As coisas estavam tão estranhamente distantes, o horizonte era tão vasto,minha alma parecia estar livre,porém,perdida naquela infinita dimensão em que o horizonte demonstrava as contrações de meus sonhos eternos. Eu não queria abrir meus olhos, e minha existência individualista naquela profunda,infinita,densa,calma, aconchegantemente eufórica e vazia dimensão, era apenas um pulso cognitivo,enquanto eu estava na verdade a afundar cada vez mais no lago quase congelado, eu queria morrer naquele instante, e que os oito minutos de pulsos cerebrais que restassem fossem tais visões.

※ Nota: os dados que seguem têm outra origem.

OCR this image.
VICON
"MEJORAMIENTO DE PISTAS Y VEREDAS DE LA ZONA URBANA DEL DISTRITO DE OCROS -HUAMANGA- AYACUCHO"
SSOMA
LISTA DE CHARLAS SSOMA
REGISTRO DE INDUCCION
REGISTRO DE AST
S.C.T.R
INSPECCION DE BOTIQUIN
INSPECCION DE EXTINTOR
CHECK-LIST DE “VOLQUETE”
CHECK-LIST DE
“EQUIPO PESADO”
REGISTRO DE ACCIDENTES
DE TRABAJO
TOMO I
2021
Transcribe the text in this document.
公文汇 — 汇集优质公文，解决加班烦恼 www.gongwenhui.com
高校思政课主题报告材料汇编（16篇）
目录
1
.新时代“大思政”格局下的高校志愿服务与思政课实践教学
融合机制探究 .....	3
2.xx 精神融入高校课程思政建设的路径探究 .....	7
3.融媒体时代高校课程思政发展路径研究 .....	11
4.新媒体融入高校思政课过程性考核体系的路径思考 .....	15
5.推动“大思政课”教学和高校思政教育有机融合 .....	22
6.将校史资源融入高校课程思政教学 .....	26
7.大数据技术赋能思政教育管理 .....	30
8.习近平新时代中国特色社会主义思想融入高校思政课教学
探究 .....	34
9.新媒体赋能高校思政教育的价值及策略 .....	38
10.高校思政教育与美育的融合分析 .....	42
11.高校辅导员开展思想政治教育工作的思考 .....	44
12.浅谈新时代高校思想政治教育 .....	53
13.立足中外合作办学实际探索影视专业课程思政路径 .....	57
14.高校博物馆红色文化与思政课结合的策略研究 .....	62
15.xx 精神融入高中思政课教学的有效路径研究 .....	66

Eu chegava ao fundo do rio lentamente, a medida que que meu corpo congelava cada vez mais,eu ia descobrindo pouco a pouco a imensidão existêncial. Lentamente eu estava fazendo parte daquele vazio, não existia nada mais; não existia sociedade e seus rótulos;não existia a democracia que era tão falsa quanto os sofistas;não existia o medo de não pertencer a nenhum grupo social, não existia a preocupação de ser melhor que o outro;não existia a justiça que nada mais é do que uma forma disfarçada de vingança;não existia o capitalismo,muito menos o comunismo;não existia religião,acho que existia Deus naquele momento,mas não religião;não existia verdade;não existia mentira;não existia armas;não existia sangue;não existia dinheiro;não existia a falsa idéia de trabalho e de racionalidade; eu não precisava me casar aos vinte e um anos de idade;eu não precisava sofrer por olhares que condenam atitudes fora da sistemática da sociedade, eu não precisava me preocupar em me arrumar toda para ficar com algum garoto,não existia a vergonha de me masturbar por eu ser uma garota;nãoexistia miséria; não existe crime;não existia ódio;não existia medo,não existia mulheres apanhando dos seus maridos,não existia feminismo;não existia qualquer traço dessa dança da sociedade.
Nessa minha lenta descida pelo lago,a morfina da melancolia esquizofrénica me anestesiara, e aqui estou eu,perto de meu fim,meus olhos estão fechados mas não está tudo escuro, e lentamente eu vejo, como a sociedade deveria ser,este é o fim da ciência,este é o fim da religião, estamos todos mortos!
Obs: Texto escrito com o pseudônimo de Gabriele.